Récemment, nous avons montré qu'il y avait des besoins plus élevés en protéines, en lysine et en phénylalanine aux stades avancés de la grossesse par rapport aux stades précoces. Des études animales ont suggéré un besoin alimentaire accru d'acides aminés dispensables spécifiques pendant la grossesse ; on ne sait pas si un tel besoin existe dans les grossesses humaines.

Objectif

L'objectif de la présente étude était d'examiner si les femmes enceintes en bonne santé à la mi-gestation (20 à 29 semaines) et à la fin de la gestation (30 à 40 semaines) ont une demande alimentaire en glycine, un acide aminé dispensable, en utilisant l'indicateur de la méthode d'oxydation des acides aminés et mesure des concentrations plasmatiques de 5-oxoproline.

Méthodes

Dix-sept femmes en bonne santé (âgées de 26 à 36 ans) ont reçu au hasard différents apports de glycine de test (intervalle : 5 à 100 mg · kg − 1 · j − 1) au cours de chaque journée d'étude à mi-gestation (26 semaines, n = 17 observations chez 9 femmes) et en fin de gestation (35 semaines, n = 19 observations chez 8 femmes). Les régimes étaient isocaloriques avec une énergie à 1,7 fois la dépense énergétique au repos. La protéine a été administrée sous la forme d'un mélange cristallin d'acides aminés sur la base de la composition en protéines de l'œuf à l'exigence moyenne estimée actuelle (EAR; 0,88 g · kg – 1 · j – 1). Des échantillons d'haleine ont été prélevés au départ et à l'état d'équilibre isotopique pour mesurer l'oxydation de la L-[1–13C]phénylalanine en 13CO2(F13CO2). Le plasma a été collecté à la sixième heure de la journée d'étude. Une analyse croisée de régression linéaire et une régression linéaire simple ont été utilisées pour évaluer les réponses des concentrations plasmatiques de F13CO2 et de 5-oxoproline à différents apports en glycine.

Résultats

Aucune réponse statistiquement significative n'a été observée au milieu de la gestation.
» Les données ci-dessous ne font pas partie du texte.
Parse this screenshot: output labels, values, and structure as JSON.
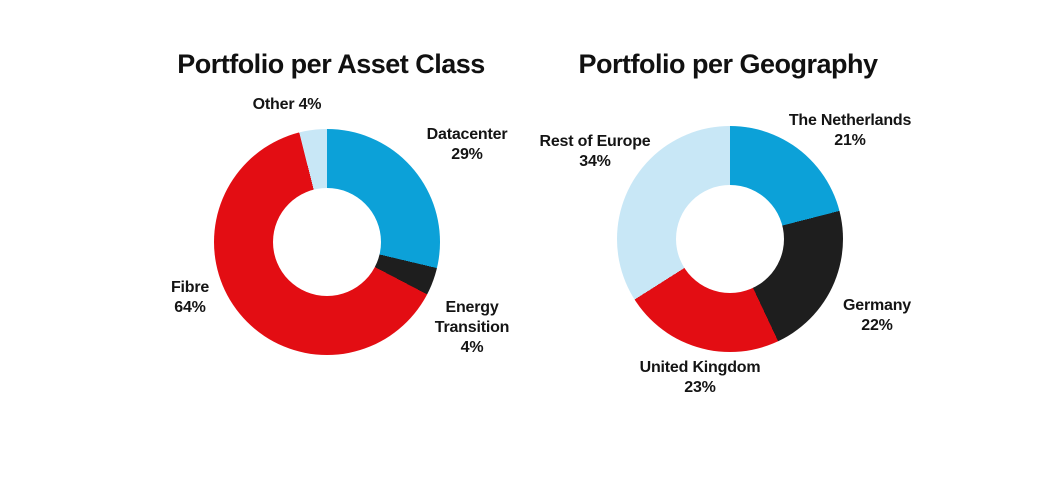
{
  "page": {
    "background": "#ffffff",
    "text_color": "#141414"
  },
  "chart_data": [
    {
      "type": "pie",
      "subtype": "donut",
      "title": "Portfolio per Asset Class",
      "categories": [
        "Datacenter",
        "Energy Transition",
        "Fibre",
        "Other"
      ],
      "values": [
        29,
        4,
        64,
        4
      ],
      "unit": "%",
      "colors": [
        "#0ca1d8",
        "#1e1e1e",
        "#e30d13",
        "#c8e7f6"
      ],
      "start_angle_deg": 0,
      "direction": "clockwise",
      "donut_hole_ratio": 0.48,
      "legend_position": "outside-callout-labels",
      "labels": {
        "datacenter": "Datacenter\n29%",
        "energy_transition": "Energy\nTransition\n4%",
        "fibre": "Fibre\n64%",
        "other": "Other 4%"
      }
    },
    {
      "type": "pie",
      "subtype": "donut",
      "title": "Portfolio per Geography",
      "categories": [
        "The Netherlands",
        "Germany",
        "United Kingdom",
        "Rest of Europe"
      ],
      "values": [
        21,
        22,
        23,
        34
      ],
      "unit": "%",
      "colors": [
        "#0ca1d8",
        "#1e1e1e",
        "#e30d13",
        "#c8e7f6"
      ],
      "start_angle_deg": 0,
      "direction": "clockwise",
      "donut_hole_ratio": 0.48,
      "legend_position": "outside-callout-labels",
      "labels": {
        "netherlands": "The Netherlands\n21%",
        "germany": "Germany\n22%",
        "united_kingdom": "United Kingdom\n23%",
        "rest_of_europe": "Rest of Europe\n34%"
      }
    }
  ]
}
Cependant, à la fin de la gestation, des apports plus faibles en glycine ont entraîné des taux plus élevés de F13CO2 (suggérant une faible synthèse protéique) avec un point de rupture pour l'oxydation de la phénylalanine à> 37 mg de glycine · kg − 1 · j − 1 et plus de 5-oxoproline plasmatique (suggérant une faible disponibilité de la glycine) avec un point critique> 27 mg glycine · kg − 1 · j − 1.

Conclusions

Les résultats suggèrent que la glycine devrait être considérée comme un acide aminé indispensable «sous condition» pendant la fin de la gestation, en particulier lorsque les apports en protéines sont de 0,88 g · kg – 1 · j - 1, le BME actuel.

Discussion

À notre connaissance, il s'agit de la première étude à aborder directement l'impact d'une gamme d'apports en glycine (faibles à élevés) chez les femmes enceintes à 2 stades gestationnels distincts (moyen et tardif). Nos résultats suggèrent que dans les études diététiques profondes, la restriction de la glycine pendant la gestation moyenne (26 semaines) n'a pas d'effets significatifs sur la synthèse des protéines du corps entier, les concentrations plasmatiques de 5-oxoproline et de métabolite 1-carbone. Cependant, aux stades avancés de la gestation (35 semaines), la restriction de la glycine a réduit la synthèse des protéines du corps entier et une augmentation des concentrations plasmatiques de 5-oxoproline, qui a plafonné avec l'augmentation des apports en glycine (> 37 mg · kg – 1 · j – 1). Une excrétion plus précoce de la 5-oxoproline a été suggérée comme marqueur de l'état de glycine chez les femmes enceintes. La synthèse du GSH, un tripeptide de cystéine, de glutamate et de glycine, est initiée lorsque le glutamate est combiné avec la cystéine pour former la γ-glutamyl cystéine. Avec l'ajout de glycine à la γ-glutamyl cystéine, du GSH est produit. Cependant, lorsque la glycine est limitante, la γ-glutamyl cystéine est métabolisée en 5-oxoproline. Des études antérieures ont montré qu'en fin de grossesse, la 5-oxoproline plasmatique est augmentée de 128% par rapport aux femmes non enceintes, probablement en raison d'une insuffisance en glycine, ce qui peut limiter la synthèse du GSH. De plus, Jackson et al. ont montré que par rapport aux femmes non enceintes, l'excrétion urinaire de la 5-oxoproline en fin de grossesse était 365% plus élevée lorsqu'elle était standardisée contre la créatinine, ce qui suggère que la synthèse endogène de la glycine peut être insuffisante en fin de grossesse. À notre connaissance, nos résultats sont les premiers à fournir la preuve d'une relation directe entre l'apport en glycine et les concentrations plasmatiques de 5-oxoproline pendant la grossesse. Pris ensemble, nos résultats suggèrent que la glycine est conditionnellement indispensable aux derniers stades de la grossesse.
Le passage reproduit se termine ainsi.